WSU had little to gain from playing them. A victory would mean nothing and a loss would be a huge red flag. Yet most years, and often in Spokane, the two would play.
The series was so lopsided, that CF.C co-founders Greg and John Witter once told me they were OK with the Cougs' overtime loss to GU in December 1983 because their old friend and Gonzaga Prep classmate, John Stockton, was a Zag senior and had hungered to beat the Cougs (who only offered him to walk on) just once.
WSU AD BILL MOOS easily could have walked away from Gonzaga's 2-and-1 mandate. Instead, he chose the classy route. By saying yes, he kept the long rivalry going, he secured a non-conference game against a name opponent that will cost little more than the bus ride north to the "neutral site," and he has a fighting chance of getting some Cougar fans into that neutral site.
Nonetheless, the whole "gun to the head" approach by Gonzaga is just so unsavory.
For Cougar fans, especially those in Spokane who have been very generous in their support of the Zags, Gonzaga's actions should be seen as a shot across the bow. Not only do they take you for granted, but they take your school for granted.
Moos made mention a few weeks back on how much money WSU had helped pump into Spokane by hosting the second- and third-round games in the NCAA men's basketball tournament in Spokane. Moos said local businesses reaped "millions upon millions of dollars" from the tournament.

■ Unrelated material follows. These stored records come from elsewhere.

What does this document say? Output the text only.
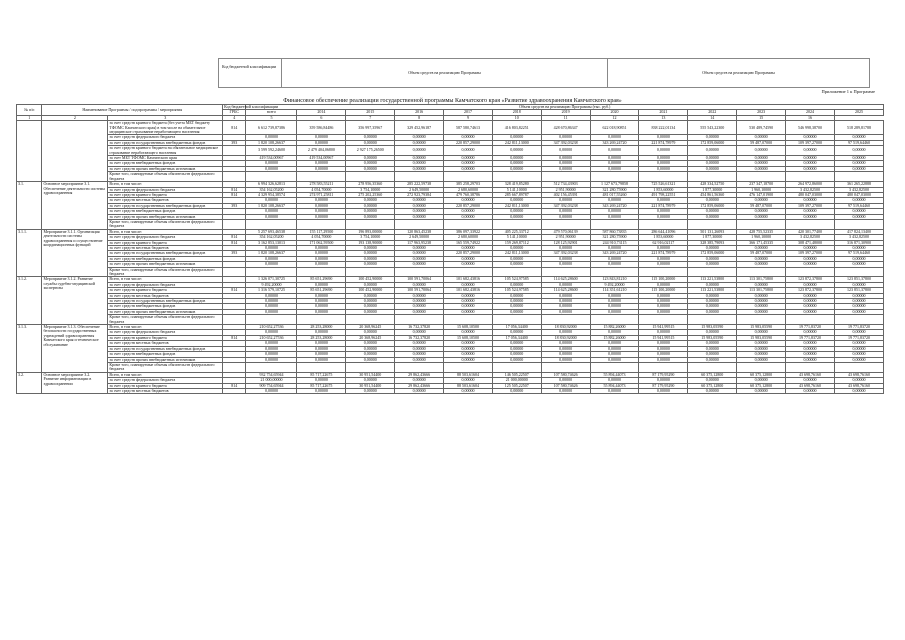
Код бюджетной классификации
Объем средств на реализацию Программы	Объем средств на реализацию Программы
Приложение 1 к Программе
Финансовое обеспечение реализации государственной программы Камчатского края «Развитие здравоохранения Камчатского края»
№ п/п	Наименование Программы / подпрограммы / мероприятия		Код бюджетной классификации	Объем средств на реализацию Программы (тыс. руб.)												
			ГРБС	всего	2014	2015	2016	2017	2018	2019	2020	2021	2022	2023	2024	2025
1	2	3	4	5	6	7	8	9	10	11	12	13	14	15	16	
		за счет средств краевого бюджета (без учета МБТ бюджету ТФОМС Камчатского края) в том числе на обязательное медицинское страхование неработающего населения	814	6 612 739,87386	359 586,84486	356 997,35967	329 452,96187	587 580,74613	416 803,82251	428 670,86347	622 018,90851	838 222,01134	555 543,22300	530 489,74590	546 998,38700	518 289,81788
		за счет средств федерального бюджета		0,00000	0,00000	0,00000	0,00000	0,00000	0,00000	0,00000	0,00000	0,00000	0,00000	0,00000	0,00000	0,00000
		за счет средств государственных внебюджетных фондов	393	1 820 108,26637	0,00000	0,00000	0,00000	220 857,29000	242 811,13000	347 392,03238	343 269,24720	221 874,78979	172 859,06000	59 487,07000	109 397,27000	97 519,64460
		за счет средств краевого бюджета на обязательное медицинское страхование неработающего населения		3 599 592,24600	2 479 404,06800	2 927 175,26500	0,00000	0,00000	0,00000	0,00000	0,00000	0,00000	0,00000	0,00000	0,00000	0,00000
		за счет МБТ ТФОМС Камчатского края		419 534,00967	419 534,00967	0,00000	0,00000	0,00000	0,00000	0,00000	0,00000	0,00000	0,00000	0,00000	0,00000	0,00000
		за счет средств внебюджетных фондов		0,00000	0,00000	0,00000	0,00000	0,00000	0,00000	0,00000	0,00000	0,00000	0,00000	0,00000	0,00000	0,00000
		за счет средств прочих внебюджетных источников		0,00000	0,00000	0,00000	0,00000	0,00000	0,00000	0,00000	0,00000	0,00000	0,00000	0,00000	0,00000	0,00000
		Кроме того, планируемые объемы обязательств федерального бюджета														
3.1.	Основное мероприятие 3.1. Обеспечение деятельности системы здравоохранения	Всего, в том числе:		6 994 326,62813	278 583,55211	278 956,35360	285 222,59738	385 258,29703	328 419,85280	512 734,43903	1 127 673,79858	725 526,61321	428 334,52750	237 347,18700	264 972,86000	361 265,22888
		за счет средств федерального бюджета	814	354 162,05200	4 054,70000	3 754,10000	2 649,50000	2 680,60000	5 141,10000	2 951,90000	321 280,75900	1 853,60000	1 877,30000	1 960,10000	3 432,82500	3 432,82500
		за счет средств краевого бюджета	814	4 329 954,38574	274 971,25811	275 202,25360	272 923,79384	479 760,38786	285 667,89787	402 156,45391	481 017,55260	491 798,22551	454 861,56360	476 147,01900	480 047,03000	480 047,03000
		за счет средств местных бюджетов		0,00000	0,00000	0,00000	0,00000	0,00000	0,00000	0,00000	0,00000	0,00000	0,00000	0,00000	0,00000	0,00000
		за счет средств государственных внебюджетных фондов	393	1 820 108,26637	0,00000	0,00000	0,00000	220 857,29000	242 811,13000	347 392,03238	343 269,24720	221 874,78979	172 859,06000	59 487,07000	109 397,27000	97 519,64460
		за счет средств внебюджетных фондов		0,00000	0,00000	0,00000	0,00000	0,00000	0,00000	0,00000	0,00000	0,00000	0,00000	0,00000	0,00000	0,00000
		за счет средств прочих внебюджетных источников		0,00000	0,00000	0,00000	0,00000	0,00000	0,00000	0,00000	0,00000	0,00000	0,00000	0,00000	0,00000	0,00000
		Кроме того, планируемые объемы обязательств федерального бюджета														
3.1.1.	Мероприятие 3.1.1. Организация деятельности системы здравоохранения и осуществление координационных функций	Всего, в том числе:		5 257 693,46538	155 117,29500	196 893,00000	120 863,45238	386 097,33922	405 225,33712	479 570,06139	587 860,73835	286 644,41096	501 131,26093	428 755,52335	420 301,77400	417 824,13400
		за счет средств федерального бюджета	814	354 162,05200	4 054,70000	3 754,10000	2 649,50000	2 680,60000	5 141,10000	2 951,90000	321 280,75900	1 853,60000	1 877,30000	1 960,10000	3 432,82500	3 432,82500
		за счет средств краевого бюджета	814	3 162 853,13013	171 062,59500	193 138,90000	117 963,95238	165 559,74922	159 269,87112	128 125,92901	244 910,73115	62 916,02117	328 385,79093	366 171,45335	308 471,48000	316 871,30900
		за счет средств местных бюджетов		0,00000	0,00000	0,00000	0,00000	0,00000	0,00000	0,00000	0,00000	0,00000	0,00000	0,00000	0,00000	0,00000
		за счет средств государственных внебюджетных фондов	393	1 820 108,26637	0,00000	0,00000	0,00000	220 857,29000	242 811,13000	347 392,03238	343 269,24720	221 874,78979	172 859,06000	59 487,07000	109 397,27000	97 519,64460
		за счет средств внебюджетных фондов		0,00000	0,00000	0,00000	0,00000	0,00000	0,00000	0,00000	0,00000	0,00000	0,00000	0,00000	0,00000	0,00000
		за счет средств прочих внебюджетных источников		0,00000	0,00000	0,00000	0,00000	0,00000	0,00000	0,00000	0,00000	0,00000	0,00000	0,00000	0,00000	0,00000
		Кроме того, планируемые объемы обязательств федерального бюджета														
3.1.2.	Мероприятие 3.1.2. Развитие службы судебно-медицинской экспертизы	Всего, в том числе:		1 326 071,30725	85 651,29690	100 452,90000	100 591,70064	101 682,43816	105 524,97585	114 625,28600	123 843,81210	115 100,20000	113 221,53800	113 301,75800	123 872,37800	123 851,37800
		за счет средств федерального бюджета		9 492,20000	0,00000	0,00000	0,00000	0,00000	0,00000	0,00000	9 492,20000	0,00000	0,00000	0,00000	0,00000	0,00000
		за счет средств краевого бюджета	814	1 316 579,10725	85 651,29690	100 452,90000	100 591,70064	101 682,43816	105 524,97585	114 625,28600	114 351,61210	115 100,20000	113 221,53800	113 301,75800	123 872,37800	123 851,37800
		за счет средств местных бюджетов		0,00000	0,00000	0,00000	0,00000	0,00000	0,00000	0,00000	0,00000	0,00000	0,00000	0,00000	0,00000	0,00000
		за счет средств государственных внебюджетных фондов		0,00000	0,00000	0,00000	0,00000	0,00000	0,00000	0,00000	0,00000	0,00000	0,00000	0,00000	0,00000	0,00000
		за счет средств внебюджетных фондов		0,00000	0,00000	0,00000	0,00000	0,00000	0,00000	0,00000	0,00000	0,00000	0,00000	0,00000	0,00000	0,00000
		за счет средств прочих внебюджетных источников		0,00000	0,00000	0,00000	0,00000	0,00000	0,00000	0,00000	0,00000	0,00000	0,00000	0,00000	0,00000	0,00000
		Кроме того, планируемые объемы обязательств федерального бюджета														
3.1.3.	Мероприятие 3.1.3. Обеспечение безопасности государственных учреждений здравоохранения Камчатского края и техническое обслуживание	Всего, в том числе:		210 652,27536	28 253,28000	20 368,96245	16 732,37820	15 608,10500	17 056,34400	18 830,92000	15 882,26000	15 941,99515	15 983,05590	15 983,05590	19 771,83720	19 771,83720
		за счет средств федерального бюджета		0,00000	0,00000	0,00000	0,00000	0,00000	0,00000	0,00000	0,00000	0,00000	0,00000	0,00000	0,00000	0,00000
		за счет средств краевого бюджета	814	210 652,27536	28 253,28000	20 368,96245	16 732,37820	15 608,10500	17 056,34400	18 830,92000	15 882,26000	15 941,99515	15 983,05590	15 983,05590	19 771,83720	19 771,83720
		за счет средств местных бюджетов		0,00000	0,00000	0,00000	0,00000	0,00000	0,00000	0,00000	0,00000	0,00000	0,00000	0,00000	0,00000	0,00000
		за счет средств государственных внебюджетных фондов		0,00000	0,00000	0,00000	0,00000	0,00000	0,00000	0,00000	0,00000	0,00000	0,00000	0,00000	0,00000	0,00000
		за счет средств внебюджетных фондов		0,00000	0,00000	0,00000	0,00000	0,00000	0,00000	0,00000	0,00000	0,00000	0,00000	0,00000	0,00000	0,00000
		за счет средств прочих внебюджетных источников		0,00000	0,00000	0,00000	0,00000	0,00000	0,00000	0,00000	0,00000	0,00000	0,00000	0,00000	0,00000	0,00000
		Кроме того, планируемые объемы обязательств федерального бюджета														
3.2.	Основное мероприятие 3.2. Развитие информатизации в здравоохранении	Всего, в том числе:		932 754,65944	85 717,22675	30 951,54400	29 862,43666	88 503,61604	146 505,22507	107 580,74626	55 894,44073	87 179,95290	60 375,12800	60 375,12800	43 698,76160	43 698,76160
		за счет средств федерального бюджета		21 000,00000	0,00000	0,00000	0,00000	0,00000	21 000,00000	0,00000	0,00000	0,00000	0,00000	0,00000	0,00000	0,00000
		за счет средств краевого бюджета	814	909 754,65944	85 717,22675	30 951,54400	29 862,43666	88 503,61604	125 505,22507	107 580,74626	55 894,44073	87 179,95290	60 375,12800	60 375,12800	43 698,76160	43 698,76160
		за счет средств местных бюджетов		0,00000	0,00000	0,00000	0,00000	0,00000	0,00000	0,00000	0,00000	0,00000	0,00000	0,00000	0,00000	0,00000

Mr. Few needs to step down off his high horse. He needs to tear down that wall of arrogance he's built with all those first-round NCAA Tournament appearances.
The recommendation here is that Cougar fans in Spokane start voting with their wallets. Don't attend, don't watch and don't acknowledge the Zags in any way -- at least not until Few and his sycophant AD, Mike Roth, check the ego at the door at go back to the standard home-and-home arrangement.
Being neighborly isn't a one-way street.